Project 88 is pleased to present Shreyas Karle’s second solo exhibition with the gallery - Unnecessary alcove that enquires into the notion of archiving the domestic.
As the fingernails attain a certain length, the fingers itch to scratch the surface of the body. They scavenge for the wax accumulated in the hair, in the black holes of the nose, in the unseen openings of the ears, filling the crevices between the nails and the fingers with residue. There is a further attempt to collect the dirt-wax from all the finger deposits and mould it into one. One uses the little fingernail or a bluntly sharp tool to excavate these deposits. This act is carried out discreetly where questions on personal hygiene are not raised. This act ceases with the intervention of the nail-cutter (a fearful tool, always functioning at the edge of the skin and the nail), chipping away the dirt collectors with pulsating caution. In this process, one realizes the hierarchy of one hand over the other. One cannot exactly specify the time when one becomes aware of the use of the nails; I presume it happens with certain ease.

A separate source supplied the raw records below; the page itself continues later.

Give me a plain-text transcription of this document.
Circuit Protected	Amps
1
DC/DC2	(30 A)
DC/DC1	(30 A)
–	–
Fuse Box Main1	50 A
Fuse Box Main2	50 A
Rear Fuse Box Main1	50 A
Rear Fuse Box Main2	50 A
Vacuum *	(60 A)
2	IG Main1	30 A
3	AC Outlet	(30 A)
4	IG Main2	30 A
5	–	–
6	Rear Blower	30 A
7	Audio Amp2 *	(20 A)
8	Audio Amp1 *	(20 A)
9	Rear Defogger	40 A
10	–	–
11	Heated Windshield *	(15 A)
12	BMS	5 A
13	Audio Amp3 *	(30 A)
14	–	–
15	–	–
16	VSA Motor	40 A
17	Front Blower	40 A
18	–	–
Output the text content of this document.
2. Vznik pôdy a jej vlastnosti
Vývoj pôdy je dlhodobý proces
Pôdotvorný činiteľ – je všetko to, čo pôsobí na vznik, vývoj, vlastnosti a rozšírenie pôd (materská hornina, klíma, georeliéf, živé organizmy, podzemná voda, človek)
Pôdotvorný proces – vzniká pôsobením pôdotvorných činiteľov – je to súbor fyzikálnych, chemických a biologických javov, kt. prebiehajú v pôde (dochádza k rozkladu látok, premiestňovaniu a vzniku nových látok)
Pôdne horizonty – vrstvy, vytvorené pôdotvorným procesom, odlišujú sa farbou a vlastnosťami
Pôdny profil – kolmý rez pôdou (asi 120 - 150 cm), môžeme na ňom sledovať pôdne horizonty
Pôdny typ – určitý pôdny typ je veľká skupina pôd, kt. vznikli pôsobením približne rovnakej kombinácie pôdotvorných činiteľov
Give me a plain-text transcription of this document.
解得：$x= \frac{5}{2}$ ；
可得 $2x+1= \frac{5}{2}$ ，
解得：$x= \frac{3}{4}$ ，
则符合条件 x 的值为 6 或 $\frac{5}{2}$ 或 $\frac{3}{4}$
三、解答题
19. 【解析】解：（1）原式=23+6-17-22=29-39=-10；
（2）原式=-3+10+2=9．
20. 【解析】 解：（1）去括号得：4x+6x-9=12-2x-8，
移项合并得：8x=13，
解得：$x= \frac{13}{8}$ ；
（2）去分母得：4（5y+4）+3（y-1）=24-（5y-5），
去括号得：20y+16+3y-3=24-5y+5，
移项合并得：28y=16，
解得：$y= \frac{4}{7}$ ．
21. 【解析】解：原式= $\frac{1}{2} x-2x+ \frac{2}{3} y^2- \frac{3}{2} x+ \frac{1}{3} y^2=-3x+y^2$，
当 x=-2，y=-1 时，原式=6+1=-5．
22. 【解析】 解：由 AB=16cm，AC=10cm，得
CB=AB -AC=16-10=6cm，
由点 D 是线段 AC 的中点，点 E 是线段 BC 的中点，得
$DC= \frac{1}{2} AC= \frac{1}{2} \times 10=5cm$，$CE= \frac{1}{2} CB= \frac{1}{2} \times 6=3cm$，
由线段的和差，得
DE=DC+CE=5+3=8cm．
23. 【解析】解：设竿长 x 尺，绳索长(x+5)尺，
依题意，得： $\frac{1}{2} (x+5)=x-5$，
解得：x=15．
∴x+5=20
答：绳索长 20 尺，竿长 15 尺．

The fingers become nails, transferring the unsaid thoughts- thus enabling this icky habit. Similarly, thoughts grow into images, scratching surfaces for their deposited residue. The objects (collected residue) get rolled between two fingers unintentionally. The unnecessity of these object-beings makes one think about and without their existence. The tools (ideas and approaches) become redundant after the making of the objects like the nails that lie lifeless after being cut. An alcove in a house stares back at the onlooker as a depression in the wall. Why was the need to puncture the wall? It seems almost like the wall is resisting its straightness, as if losing its male virginity to the depression. This unneeded act transforms in a procreative space- a permanently impregnated (space-belly) hollow from within, ever ready to copulate. Objects come in and out of the alcove, never to be born in it. Yet every time they occupy the hollow, they evoke meaning. The objects in themselves as the residue of the scratched surfaces hold no entity if they do not occupy space. When one walks the length of the wall one tends to fall into the alcove.
In his second solo at Project88 that takes place after a gap of seven years, Shreyas Karle inquires into the notion of archiving the domestic. If one tends to museumize the domestic, would one contradict the institution or become one? This exhibit is an extension of Shreyas Karle’s earlier project (Redux Redux: Enter by the side door) commissioned by the Aichi Triennial (Japan, 2016). Unnecessary Alcove is curated by the artist in three sections. The first section has objects that lie in the dilemma of being the art works; the second section relooks at the idea of exchange and the dissolving authorship through a series of four collaborations and the third section underlining the necessity of seeing.